Il
PD, gli altri partiti….. e l’ambiente
Leggo in
articoli di giornali e su pubblici manifesti la netta presa di posizione del
Partito Democratico (PD) savonese contro la ventilata ipotesi di installazione
di un nuovo gruppo a carbone (460 MW) nella centrale elettrica di Vado
Ligure.
Mi
compiaccio dell’iniziativa e francamente ne sono anche un po’ stupito perché la
dirigenza savonese dell’allora D.S. negli anni 2003-2006 (segreteria Miceli) è
sempre stata favorevole al carbone.
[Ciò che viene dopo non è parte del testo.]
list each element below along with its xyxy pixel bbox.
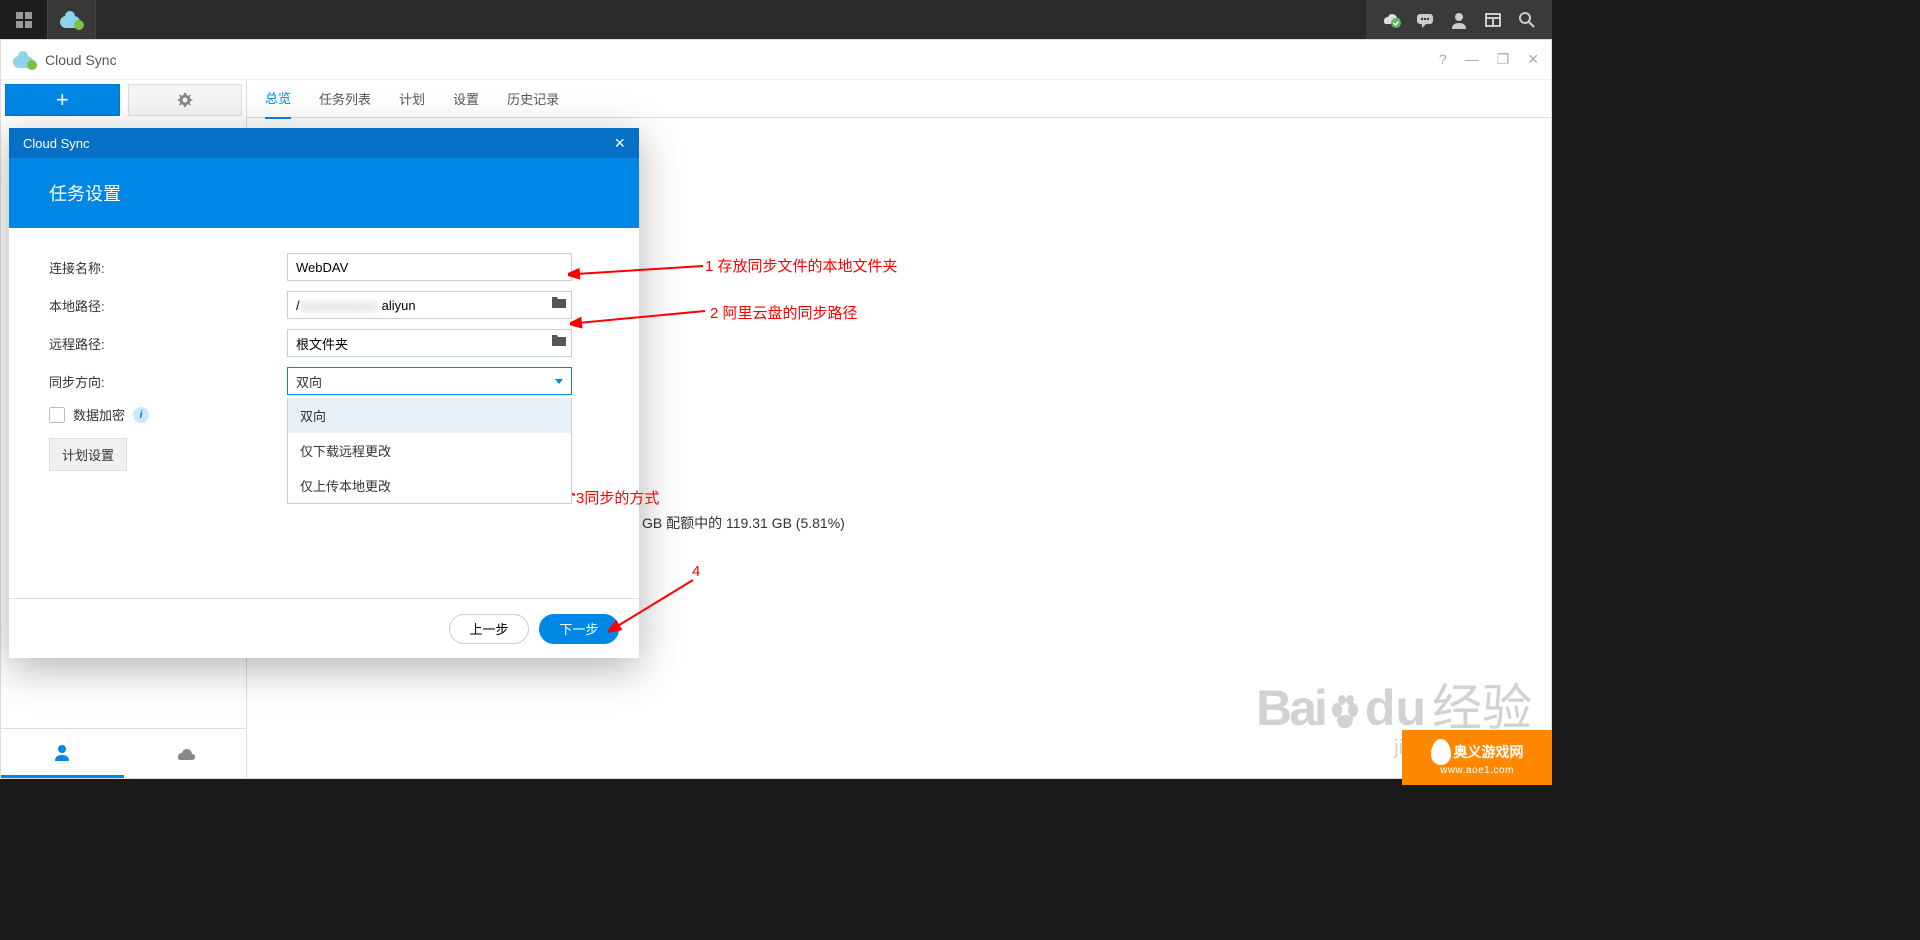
- encryption-label: 数据加密: [73, 405, 125, 424]
- tab-schedule[interactable]: 计划: [399, 79, 425, 118]
- annotation-1: 1 存放同步文件的本地文件夹: [705, 255, 898, 276]
- modal-body: 连接名称: 本地路径: / xxxxxxxxxxxx aliyun 远程路径: …: [9, 228, 639, 598]
- modal-footer: 上一步 下一步: [9, 598, 639, 658]
- system-top-toolbar: [0, 0, 1552, 39]
- remote-path-value: 根文件夹: [296, 334, 348, 353]
- user-icon[interactable]: [1444, 5, 1474, 35]
- schedule-settings-button[interactable]: 计划设置: [49, 438, 127, 471]
- help-icon[interactable]: ?: [1439, 51, 1447, 68]
- annotation-3: 3同步的方式: [576, 487, 659, 508]
- encryption-checkbox[interactable]: [49, 407, 65, 423]
- dashboard-icon[interactable]: [1478, 5, 1508, 35]
- sidebar-actions: +: [1, 80, 246, 120]
- sync-direction-dropdown: 双向 仅下载远程更改 仅上传本地更改: [287, 398, 572, 504]
- bottom-banner: 奥义游戏网 www.aoe1.com: [1402, 730, 1552, 785]
- connection-name-input[interactable]: [287, 253, 572, 281]
- local-path-input[interactable]: / xxxxxxxxxxxx aliyun: [287, 291, 572, 319]
- dropdown-option-upload-only[interactable]: 仅上传本地更改: [288, 468, 571, 503]
- arrow-4: [608, 575, 698, 635]
- toolbar-left: [0, 0, 96, 39]
- info-icon[interactable]: i: [133, 407, 149, 423]
- sync-direction-label: 同步方向:: [49, 372, 287, 391]
- search-icon[interactable]: [1512, 5, 1542, 35]
- gear-icon: [176, 91, 194, 109]
- person-icon: [52, 742, 72, 762]
- remote-path-label: 远程路径:: [49, 334, 287, 353]
- row-sync-direction: 同步方向: 双向 双向 仅下载远程更改 仅上传本地更改: [49, 367, 599, 395]
- arrow-1: [568, 260, 708, 280]
- settings-button[interactable]: [128, 84, 243, 116]
- cloud-sync-app-button[interactable]: [48, 0, 96, 39]
- modal-banner-text: 任务设置: [49, 180, 121, 206]
- task-settings-modal: Cloud Sync × 任务设置 连接名称: 本地路径: / xxxxxxxx…: [9, 128, 639, 658]
- tab-overview[interactable]: 总览: [265, 78, 291, 119]
- modal-banner: 任务设置: [9, 158, 639, 228]
- toolbar-right: [1366, 0, 1552, 39]
- modal-title-text: Cloud Sync: [23, 136, 89, 151]
- sync-direction-value: 双向: [296, 372, 322, 391]
- grid-apps-button[interactable]: [0, 0, 48, 39]
- connection-name-field[interactable]: [296, 260, 563, 275]
- remote-path-browse-icon[interactable]: [551, 333, 567, 352]
- close-icon[interactable]: ✕: [1527, 51, 1539, 68]
- tab-settings[interactable]: 设置: [453, 79, 479, 118]
- maximize-icon[interactable]: ❐: [1497, 51, 1510, 68]
- dropdown-option-download-only[interactable]: 仅下载远程更改: [288, 433, 571, 468]
- quota-text: GB 配额中的 119.31 GB (5.81%): [642, 513, 1551, 533]
- banner-url: www.aoe1.com: [1440, 765, 1514, 776]
- local-path-value: aliyun: [382, 298, 416, 313]
- local-path-browse-icon[interactable]: [551, 295, 567, 314]
- prev-button[interactable]: 上一步: [449, 614, 529, 644]
- remote-path-input[interactable]: 根文件夹: [287, 329, 572, 357]
- sidebar-tab-user[interactable]: [1, 729, 124, 778]
- app-title-icon: [13, 48, 37, 72]
- tab-history[interactable]: 历史记录: [507, 79, 559, 118]
- banner-text: 奥义游戏网: [1454, 742, 1524, 762]
- banner-logo-row: 奥义游戏网: [1431, 739, 1524, 765]
- sync-direction-select[interactable]: 双向 双向 仅下载远程更改 仅上传本地更改: [287, 367, 572, 395]
- cloud-sync-icon: [60, 8, 84, 32]
- row-connection-name: 连接名称:: [49, 253, 599, 281]
- chat-icon[interactable]: [1410, 5, 1440, 35]
- row-local-path: 本地路径: / xxxxxxxxxxxx aliyun: [49, 291, 599, 319]
- next-button[interactable]: 下一步: [539, 614, 619, 644]
- sidebar-tab-cloud[interactable]: [124, 729, 247, 778]
- window-controls: ? — ❐ ✕: [1439, 51, 1539, 68]
- row-remote-path: 远程路径: 根文件夹: [49, 329, 599, 357]
- cloud-icon: [174, 743, 196, 765]
- chevron-down-icon: [555, 379, 563, 384]
- flame-icon: [1431, 739, 1451, 765]
- tab-tasks[interactable]: 任务列表: [319, 79, 371, 118]
- cloud-status-icon[interactable]: [1376, 5, 1406, 35]
- local-path-label: 本地路径:: [49, 296, 287, 315]
- connection-name-label: 连接名称:: [49, 258, 287, 277]
- app-title: Cloud Sync: [45, 52, 117, 68]
- add-connection-button[interactable]: +: [5, 84, 120, 116]
- dropdown-option-bidirectional[interactable]: 双向: [288, 398, 571, 433]
- titlebar: Cloud Sync ? — ❐ ✕: [1, 40, 1551, 80]
- sidebar-tabs: [1, 728, 246, 778]
- arrow-2: [570, 305, 710, 330]
- modal-titlebar: Cloud Sync ×: [9, 128, 639, 158]
- minimize-icon[interactable]: —: [1465, 51, 1479, 68]
- annotation-2: 2 阿里云盘的同步路径: [710, 302, 858, 323]
- content-tabs: 总览 任务列表 计划 设置 历史记录: [247, 80, 1551, 118]
- modal-close-button[interactable]: ×: [614, 133, 625, 154]
- local-path-blurred: xxxxxxxxxxxx: [300, 298, 378, 313]
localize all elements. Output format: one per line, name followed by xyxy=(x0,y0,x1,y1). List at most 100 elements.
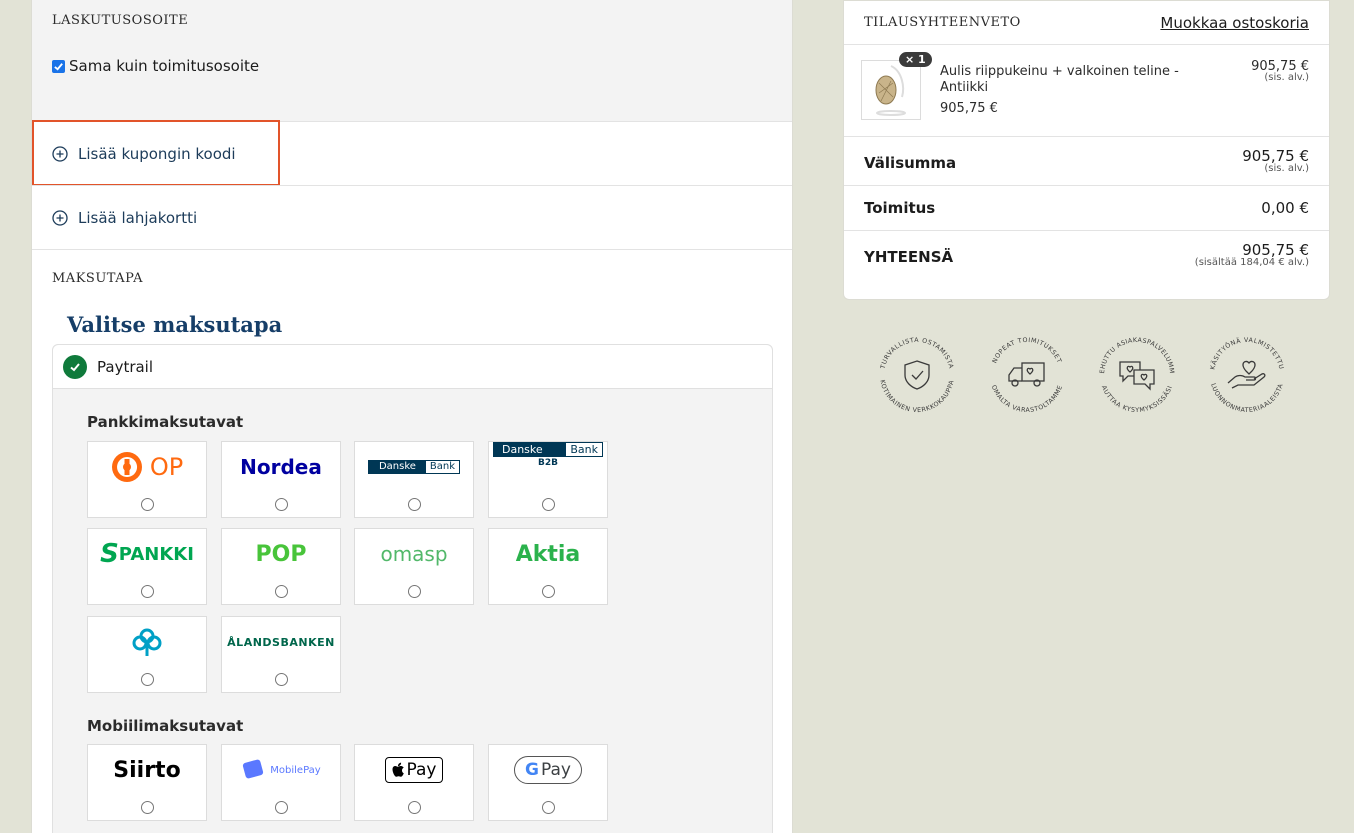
add-giftcard-button[interactable]: Lisää lahjakortti xyxy=(32,185,792,249)
truck-icon xyxy=(1008,362,1045,387)
pop-logo: POP xyxy=(255,541,307,567)
svg-text:KOTIMAINEN VERKKOKAUPPA: KOTIMAINEN VERKKOKAUPPA xyxy=(878,379,955,414)
bank-methods-title: Pankkimaksutavat xyxy=(87,413,244,431)
bank-radio[interactable] xyxy=(141,498,154,511)
product-name: Aulis riippukeinu + valkoinen teline - A… xyxy=(940,64,1179,95)
payment-heading: Valitse maksutapa xyxy=(67,312,283,337)
total-value: 905,75 € (sisältää 184,04 € alv.) xyxy=(1194,241,1309,268)
payment-title: MAKSUTAPA xyxy=(52,271,144,286)
quantity-badge: × 1 xyxy=(899,52,932,67)
same-as-shipping-checkbox[interactable]: Sama kuin toimitusosoite xyxy=(52,57,259,75)
danske-logo: Danske Bank xyxy=(355,442,473,492)
payment-section: MAKSUTAPA Valitse maksutapa Paytrail Pan… xyxy=(32,249,792,833)
shipping-label: Toimitus xyxy=(864,199,936,217)
subtotal-row: Välisumma 905,75 € (sis. alv.) xyxy=(844,137,1329,186)
mobile-radio[interactable] xyxy=(542,801,555,814)
bank-tile-aktia[interactable]: Aktia xyxy=(488,528,608,605)
svg-text:KÄSITYÖNÄ VALMISTETTU: KÄSITYÖNÄ VALMISTETTU xyxy=(1209,336,1285,371)
same-as-shipping-label: Sama kuin toimitusosoite xyxy=(69,57,260,75)
svg-text:LUONNONMATERIAALEISTA: LUONNONMATERIAALEISTA xyxy=(1209,382,1285,414)
svg-text:OMALTA VARASTOLTAMME: OMALTA VARASTOLTAMME xyxy=(990,384,1065,414)
order-summary: TILAUSYHTEENVETO Muokkaa ostoskoria × 1 … xyxy=(843,0,1330,300)
bank-tile-danske[interactable]: Danske Bank xyxy=(354,441,474,518)
google-g-icon: G xyxy=(525,760,539,780)
alandsbanken-logo: ÅLANDSBANKEN xyxy=(227,635,335,649)
mobile-radio[interactable] xyxy=(141,801,154,814)
paytrail-option[interactable]: Paytrail xyxy=(53,345,772,389)
badge-handmade: KÄSITYÖNÄ VALMISTETTU LUONNONMATERIAALEI… xyxy=(1209,336,1285,414)
svg-text:KEHUTTU ASIAKASPALVELUMME: KEHUTTU ASIAKASPALVELUMME xyxy=(1092,330,1175,374)
check-circle-icon xyxy=(63,354,87,379)
billing-title: LASKUTUSOSOITE xyxy=(52,13,189,28)
spankki-logo: S PANKKI xyxy=(100,539,194,569)
hand-heart-icon xyxy=(1227,360,1266,389)
mobile-tile-mobilepay[interactable]: MobilePay xyxy=(221,744,341,821)
danske-b2b-logo: Danske Bank B2B xyxy=(489,442,607,492)
summary-title: TILAUSYHTEENVETO xyxy=(864,15,1021,30)
bank-radio[interactable] xyxy=(141,673,154,686)
googlepay-logo: G Pay xyxy=(489,745,607,795)
shipping-row: Toimitus 0,00 € xyxy=(844,186,1329,231)
total-row: YHTEENSÄ 905,75 € (sisältää 184,04 € alv… xyxy=(844,231,1329,268)
badge-fast-delivery: NOPEAT TOIMITUKSET OMALTA VARASTOLTAMME xyxy=(990,337,1065,414)
mobilepay-logo: MobilePay xyxy=(222,745,340,795)
mobile-radio[interactable] xyxy=(408,801,421,814)
paytrail-label: Paytrail xyxy=(97,357,154,376)
mobile-tile-applepay[interactable]: Pay xyxy=(354,744,474,821)
add-giftcard-label: Lisää lahjakortti xyxy=(78,208,198,227)
bank-radio[interactable] xyxy=(275,498,288,511)
add-coupon-label: Lisää kupongin koodi xyxy=(78,144,236,163)
svg-text:TURVALLISTA OSTAMISTA: TURVALLISTA OSTAMISTA xyxy=(879,337,954,371)
plus-circle-icon xyxy=(52,145,68,162)
applepay-logo: Pay xyxy=(355,745,473,795)
bank-tile-spankki[interactable]: S PANKKI xyxy=(87,528,207,605)
total-label: YHTEENSÄ xyxy=(864,248,954,266)
bank-radio[interactable] xyxy=(408,585,421,598)
svg-text:NOPEAT TOIMITUKSET: NOPEAT TOIMITUKSET xyxy=(991,337,1062,365)
omasp-logo: omasp xyxy=(380,542,448,566)
bank-tile-pop[interactable]: POP xyxy=(221,528,341,605)
bank-radio[interactable] xyxy=(275,673,288,686)
badge-secure-shopping: TURVALLISTA OSTAMISTA KOTIMAINEN VERKKOK… xyxy=(878,337,955,414)
bank-radio[interactable] xyxy=(542,585,555,598)
svg-text:AUTTAA KYSYMYKSISSÄSI: AUTTAA KYSYMYKSISSÄSI xyxy=(1100,385,1174,414)
siirto-logo: Siirto xyxy=(113,757,181,783)
product-unit-price: 905,75 € xyxy=(940,101,998,116)
checkbox-checked-icon[interactable] xyxy=(52,59,65,73)
paytrail-panel: Paytrail Pankkimaksutavat OP Nordea Dans… xyxy=(52,344,773,833)
saastopankki-logo xyxy=(88,617,206,667)
mobile-methods-title: Mobiilimaksutavat xyxy=(87,717,244,735)
subtotal-label: Välisumma xyxy=(864,154,957,172)
bank-tile-omasp[interactable]: omasp xyxy=(354,528,474,605)
summary-header: TILAUSYHTEENVETO Muokkaa ostoskoria xyxy=(844,1,1329,45)
badge-customer-service: KEHUTTU ASIAKASPALVELUMME AUTTAA KYSYMYK… xyxy=(1092,330,1175,414)
subtotal-value: 905,75 € (sis. alv.) xyxy=(1242,147,1309,174)
hanging-chair-icon xyxy=(875,65,906,116)
shipping-value: 0,00 € xyxy=(1261,199,1309,217)
bank-tile-op[interactable]: OP xyxy=(87,441,207,518)
bank-radio[interactable] xyxy=(141,585,154,598)
plus-circle-icon xyxy=(52,209,68,226)
mobile-tile-googlepay[interactable]: G Pay xyxy=(488,744,608,821)
bank-tile-alandsbanken[interactable]: ÅLANDSBANKEN xyxy=(221,616,341,693)
add-coupon-button[interactable]: Lisää kupongin koodi xyxy=(32,121,792,185)
edit-cart-link[interactable]: Muokkaa ostoskoria xyxy=(1160,14,1309,32)
bank-radio[interactable] xyxy=(275,585,288,598)
product-thumbnail xyxy=(861,60,921,120)
checkout-form: LASKUTUSOSOITE Sama kuin toimitusosoite … xyxy=(31,0,793,833)
shield-check-icon xyxy=(904,360,930,390)
bank-radio[interactable] xyxy=(542,498,555,511)
mobile-radio[interactable] xyxy=(275,801,288,814)
bank-tile-saastopankki[interactable] xyxy=(87,616,207,693)
chat-heart-icon xyxy=(1119,361,1155,391)
product-line-total: 905,75 € (sis. alv.) xyxy=(1251,59,1309,83)
mobile-tile-siirto[interactable]: Siirto xyxy=(87,744,207,821)
billing-section: LASKUTUSOSOITE Sama kuin toimitusosoite xyxy=(32,0,792,121)
bank-tile-nordea[interactable]: Nordea xyxy=(221,441,341,518)
bank-radio[interactable] xyxy=(408,498,421,511)
bank-tile-danske-b2b[interactable]: Danske Bank B2B xyxy=(488,441,608,518)
trust-badges: TURVALLISTA OSTAMISTA KOTIMAINEN VERKKOK… xyxy=(872,330,1312,420)
apple-icon xyxy=(392,762,404,777)
nordea-logo: Nordea xyxy=(240,455,322,479)
aktia-logo: Aktia xyxy=(515,541,581,567)
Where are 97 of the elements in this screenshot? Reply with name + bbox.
Ha sponsorizzato la costruzione della
centrale a carbone sul sito di Ferrania, sostenendone la fattibilità e la
necessità con una serie di (insostenibili) luoghi comuni di esponenti politici e
sindacali di quel partito come da documenti a mie mani.
Personalmente e per la carica politica in allora rivestita, mi sono sempre
opposto a quell’impostazione; ora prendo atto del pur tardivo ravvedimento e……
meglio tardi che mai.
Vi è però
un altro tema forse ancora più caldo e di pari, se non maggiore, preoccupazione
ambientale poiché non si tratta di un’ipotesi ma della triste realtà di
inquinamento quotidiano che riguarda il territorio valbormidese e quello
circostante
Mi
riferisco all’irrisolto e incontrollato problema dell’inquinamento prodotto
dall’Italiana Coke; problema grave sul quale sarebbe opportuno che per coerenza
politica, ruolo sociale ed amministrativo il P.D. valbormidese e savonese si
esprimesse con altrettanta decisione e chiarezza.
Nessuno
chiede la chiusura del sito produttivo ma si esige semplicemente il controllo
certo e costante delle emissioni atmosferiche per evitare abusi, garantire il
rispetto dei valori ambientali compatibili, il rispetto e la tutela della salute
di cittadini e lavoratori.
Capisco
che a Vado sia necessario ricuperare lo svanito consenso elettorale malamente
perso proprio sui temi ambientali, ma in Valbormida ne va della salute pubblica,
della credibilità di amministratori e amministrazioni di centro-sinistra
per evitare nuovi ruzzoloni elettorali.
I
Cittadini della Valbormida sono in attesa che il P.D. in primis, ma anche gli
altri partiti di centro e di destra che nel merito perseverano in un assordante
silenzio, escano dall’ambiguità esprimendo con chiarezza le proprie posizioni.